Honestly, I think this part is incorrect, and filled with suggestions from articles by competitors. The reference to 3-5 months, I don’t think that makes sense. And it would suggest that faster manufacturing would likely makes a huge difference but I honestly don’t think that is what happened in the Phase III trial. And they try to undercut the very data they provide… how could the results be as they are and yet the DC’s are not efficient in phagocytosis… they are looking to someone else’s research to say these things, which I do not think is truly about DCVax. These are generalizations from competitors. And the mRNA hypothesis is presented as fact, when it is not proven in reality.
It also undercuts what Dr. Liau said, that Glioblastoma is not standardized but very specifically different in each person with different antigens. They are saying you basically just need an mRNA vaccine that goes after cytomegalovirus and a few antigens, it’s cheaper, standardized and more practical. But that is not what other trials suggest. Yes, cytomegalovirus is even an antigens for DCVax, but we know the tumors evolve away with the approach they suggest.
Language right after the DCVax results they suggest:
Quote:
“Nevertheless, developing vaccines for individual neoantigens of patients is expensive and time-consuming because preparation of vaccines from the tumor samples take between 3–5 months (Peng et al., 2019). An additional limitation is the generation of sufficient DCs, as DCs comprise only < 1% of peripheral blood mononuclear cells. To overcome this obstacle, DCs were generated from monocytes ex vivo. However, it is questionable whether these monocyte-derived DCs compared to primary DCs from peripheral blood are efficient in an anti-tumor immune response (Huber et al., 2018). Furthermore, phagocytosis of tumor cells by APCs was enhanced by blocking the anti-phagocytosis molecule CD47 in combination with TMZ, inducing an effective anti-tumor immune response (von Roemeling et al., 2020).
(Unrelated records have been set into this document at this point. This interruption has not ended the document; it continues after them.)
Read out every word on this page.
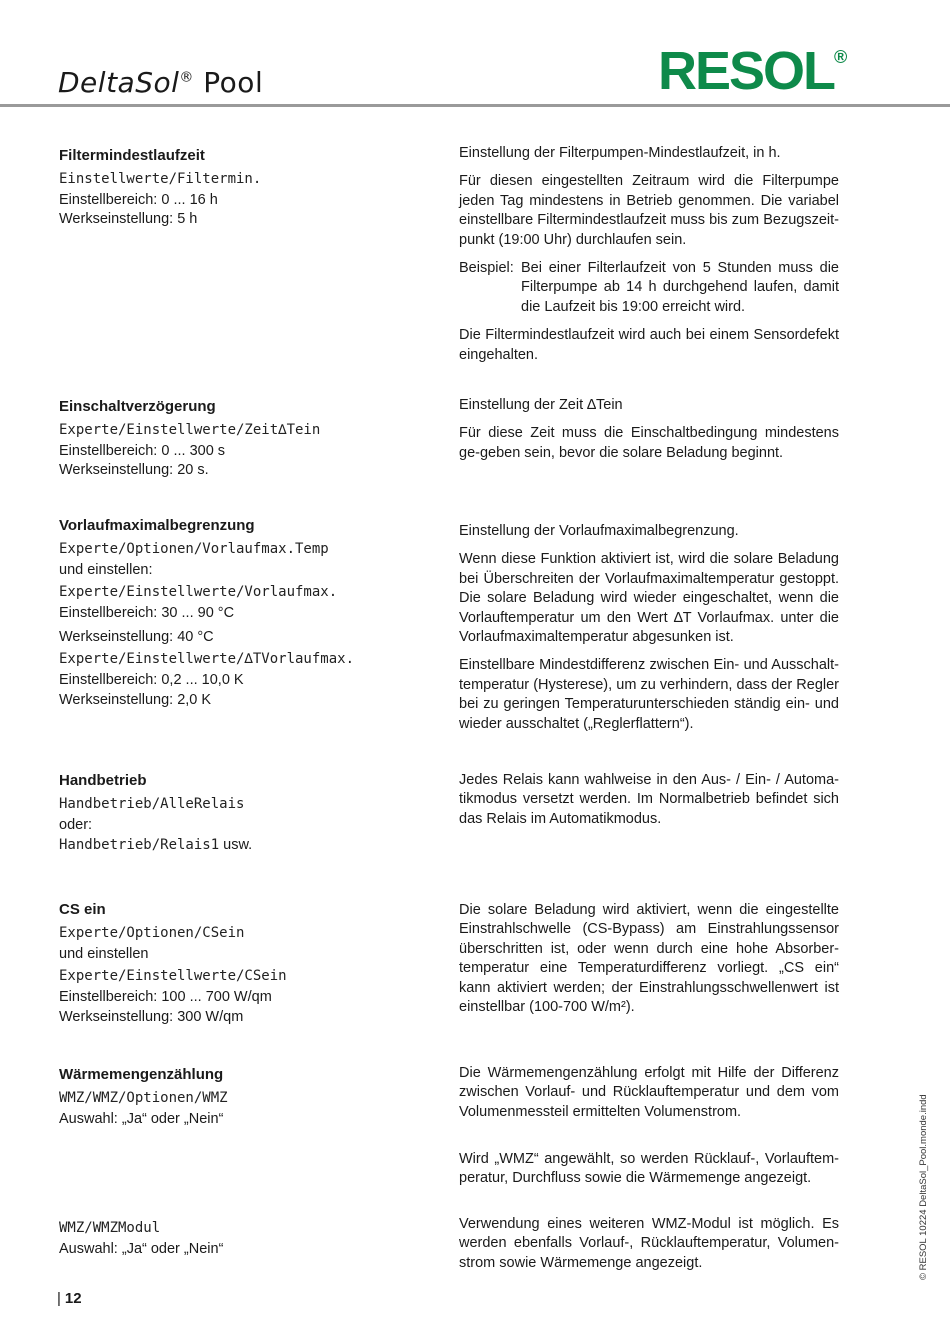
DeltaSol® Pool	RESOL®
Filtermindestlaufzeit
Einstellwerte/Filtermin.
Einstellbereich: 0 ... 16 h
Werkseinstellung: 5 h

Einstellung der Filterpumpen-Mindestlaufzeit, in h.

Für diesen eingestellten Zeitraum wird die Filterpumpe jeden Tag mindestens in Betrieb genommen. Die variabel einstellbare Filtermindestlaufzeit muss bis zum Bezugszeit-punkt (19:00 Uhr) durchlaufen sein.

Beispiel: Bei einer Filterlaufzeit von 5 Stunden muss die Filterpumpe ab 14 h durchgehend laufen, damit die Laufzeit bis 19:00 erreicht wird.

Die Filtermindestlaufzeit wird auch bei einem Sensordefekt eingehalten.

Einschaltverzögerung
Experte/Einstellwerte/Zeit∆Tein
Einstellbereich: 0 ... 300 s
Werkseinstellung: 20 s.

Einstellung der Zeit ∆Tein

Für diese Zeit muss die Einschaltbedingung mindestens ge-geben sein, bevor die solare Beladung beginnt.

Vorlaufmaximalbegrenzung
Experte/Optionen/Vorlaufmax.Temp
und einstellen:
Experte/Einstellwerte/Vorlaufmax.
Einstellbereich: 30 ... 90 °C
Werkseinstellung: 40 °C
Experte/Einstellwerte/∆TVorlaufmax.
Einstellbereich: 0,2 ... 10,0 K
Werkseinstellung: 2,0 K

Einstellung der Vorlaufmaximalbegrenzung.

Wenn diese Funktion aktiviert ist, wird die solare Beladung bei Überschreiten der Vorlaufmaximaltemperatur gestoppt. Die solare Beladung wird wieder eingeschaltet, wenn die Vorlauftemperatur um den Wert ∆T Vorlaufmax. unter die Vorlaufmaximaltemperatur abgesunken ist.

Einstellbare Mindestdifferenz zwischen Ein- und Ausschalt-temperatur (Hysterese), um zu verhindern, dass der Regler bei zu geringen Temperaturunterschieden ständig ein- und wieder ausschaltet („Reglerflattern“).

Handbetrieb
Handbetrieb/AlleRelais
oder:
Handbetrieb/Relais1 usw.

Jedes Relais kann wahlweise in den Aus- / Ein- / Automa-tikmodus versetzt werden. Im Normalbetrieb befindet sich das Relais im Automatikmodus.

CS ein
Experte/Optionen/CSein
und einstellen
Experte/Einstellwerte/CSein
Einstellbereich: 100 ... 700 W/qm
Werkseinstellung: 300 W/qm

Die solare Beladung wird aktiviert, wenn die eingestellte Einstrahlschwelle (CS-Bypass) am Einstrahlungssensor überschritten ist, oder wenn durch eine hohe Absorber-temperatur eine Temperaturdifferenz vorliegt. „CS ein“ kann aktiviert werden; der Einstrahlungsschwellenwert ist einstellbar (100-700 W/m²).

Wärmemengenzählung
WMZ/WMZ/Optionen/WMZ
Auswahl: „Ja“ oder „Nein“
WMZ/WMZModul
Auswahl: „Ja“ oder „Nein“

Die Wärmemengenzählung erfolgt mit Hilfe der Differenz zwischen Vorlauf- und Rücklauftemperatur und dem vom Volumenmessteil ermittelten Volumenstrom.

Wird „WMZ“ angewählt, so werden Rücklauf-, Vorlauftem-peratur, Durchfluss sowie die Wärmemenge angezeigt.

Verwendung eines weiteren WMZ-Modul ist möglich. Es werden ebenfalls Vorlauf-, Rücklauftemperatur, Volumen-strom sowie Wärmemenge angezeigt.

| 12
© RESOL 10224 DeltaSol_Pool.monde.indd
However, the use of whole tumor lysate to pulse DCs could cause autoimmune encephalitis since tumor lysate contains healthy brain tissue and induces an immune response toward the normal brain (Polyzoidis and Ashkan, 2014).
Moreover, a highly promising approach for cancer immunotherapy, denotes mRNA vaccine, which express tumor-specific antigens or TAA in APCs, has become into focus to treat glioblastoma. mRNA does not pose the risk of an infectious or an integrating agent, the potential of mRNA vaccines is the effectiveness, safety in administration, and low cost of manufacturing (Pardi et al., 2018; Weng et al., 2020). A phase I study utilizing DCs, loaded with TAA mRNA targeting cytomegalovirus pp65 protein that is expressed in > 90% of glioblastoma cases, demonstrated an OS of 35 months. As a consequence, co-delivery of mRNA vaccines together with immunotherapeutics can increase the host anti-tumor immune response (Batich et al., 2020; Miao et al., 2021). Notwithstanding the expected advantages, several factors limit the use of mRNA in therapy, including immunosuppressive effects of the tumor, half-life period of mRNA, and delivery complications in vivo (Vik-Mo et al., 2013; Weng et al., 2020). To overcome such issues, the chemical nucleotide modifications, capping analogs, and alternative delivery are currently being investigated and hold a great promise with current successful use of lipid nanoparticles to deliver mRNA vaccines (Weng et al., 2020; Rui and Green, 2021) or the use of viral vectors (Weng et al., 2020) and is therefore anticipated to increase the attention in glioblastoma immunotherapy.”